•Kipyegon, 28, put in a scintillating show in the women's 1500m final to fire past a competitive field, clocking an impressive 3:52.96 on her way to reclaiming the title she first bagged in 2017.
•Korir, 27, who secured a berth in Team Kenya through a wild card as the 2021 Diamond League winner, clocked 1:43.71 to bag the 800m two-lap race.
On Sunday, the curtain finally fell on the World Athletics Championships that lit up the University of Oregon's Hayward Field track in the USA between July 15-24.
The 18th edition of the annual global showpiece attracted more than 1900 athletes from 22 nations, with Kenya boasting a significant presence.
All was not glossy and rosy for the East African powerhouse whose athletes failed to live up to their billing.
The Kenyan contingent got off on the wrong footing when a glaring visa hitch saw Africa 100m record holder Ferdinand Omanyala arrive hours before his race.
Omanyala's dismal performance in the semifinals where he fizzled out to a disappointing sixth spot marked the beginning of the myriad woes Team Kenya faced in the championships.
And before the country could smart from Omanyala's debacle, there was even more dejection after Ethiopia’s Tamirat Tola ripped the Kenyan contingent apart in the blistering marathon race.
Tola stormed to a gold medal after timing an impressive 14min 46.29sec. Geoffrey Kamworor was the best-placed Kenyan in the race, placing fifth after a dismal show having run out of steam at most crucial phases of the race.
The script read the same in the men’s 3000m steeplechase finals where Conseslus Kipruto flopped in his bid to defend the title he bagged in Doha, settling for bronze instead.

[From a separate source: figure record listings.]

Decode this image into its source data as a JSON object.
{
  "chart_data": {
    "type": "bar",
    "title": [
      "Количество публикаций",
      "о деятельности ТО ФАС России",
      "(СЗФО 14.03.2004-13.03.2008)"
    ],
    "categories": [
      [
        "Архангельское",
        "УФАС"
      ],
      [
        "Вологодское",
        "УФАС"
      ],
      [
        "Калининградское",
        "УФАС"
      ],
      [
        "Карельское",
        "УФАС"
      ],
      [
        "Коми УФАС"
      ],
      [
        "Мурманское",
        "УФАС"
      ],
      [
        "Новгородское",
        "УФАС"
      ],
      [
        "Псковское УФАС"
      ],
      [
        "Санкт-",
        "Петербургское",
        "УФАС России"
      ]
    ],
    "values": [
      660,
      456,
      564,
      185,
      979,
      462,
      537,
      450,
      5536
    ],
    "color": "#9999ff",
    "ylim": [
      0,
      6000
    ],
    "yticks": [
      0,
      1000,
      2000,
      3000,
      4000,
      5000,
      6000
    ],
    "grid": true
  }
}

In Eugene, Kenya was a pale shadow of itself compared to Doha where the country exhibited a sublime show to emerge second behind winners USA.
At the 2019 edition, the East African nation bagged 11 medals including five gold, two silver and four bronze.
The five gold medalists were Ruth Chepngetich (women's marathon), Beatrice Chepkoech ( women's steeplechase), Conseslus Kipruto (men's steeplechase), Hellen Obiri (women's 5000 metres) and Timothy Cheruiyot (men's 1500 metres).
Margaret Chelimo Kipkemboi and Faith Kipyegon earned Kenya the silver in the women's 5000 metres and women's 1,500 metres respectively.
Kenya got its bronze medals through Agnes Tirop (women's 10,000 metres), Ferguson Cheruiyot Rotich (men's 800 metres), Amos Kipruto (men's marathon), and Rhonex Kipruto (men's 10,000 metres).
In Eugene, Kenya scooped 10 medals to place fourth behind, the USA, Ethiopia and Jamaica. Only Olympic champions Faith Chepng’etich (1,500m) and Emmanuel Korir (800m) won gold medals.
Beatrice Chebet (5,000m), Hellen Obiri (10,000m), Judith Jeptum (marathon), Stanley Waithaka (10,000m) and Jacob Krop( 5,000m) earned the country silver medals.
Margaret Chelimo (10,000m), Mary Moraa (800m) and Conseslus Kipruto (3,000m) bagged bronze. The country's most memorable moments came when Kipyegon and Korir both romped to the gold podium in their respective specialities.
Kipyegon, 28, put in a scintillating show in the women's 1,500m final to fire past a competitive field, clocking an impressive 3:52.96 on her way to reclaiming the title she first bagged in 2017.
Korir, 27, who secured a berth in Team Kenya through a wild card as the 2021 Diamond League winner, clocked 1:43.71 to bag the 800m two-lap race.
All in all, the Kenyan contingent failed to bask in the glory the country is traditionally associated with on the global stage.
Every cloud has a silver lining though. Hopefully, the country's Athletics honchos will find it appropriate to right the wrongs that derailed Kenya's hunt for medals at the Oregon22 championships. Up next Commonwealth Games in Birmingham.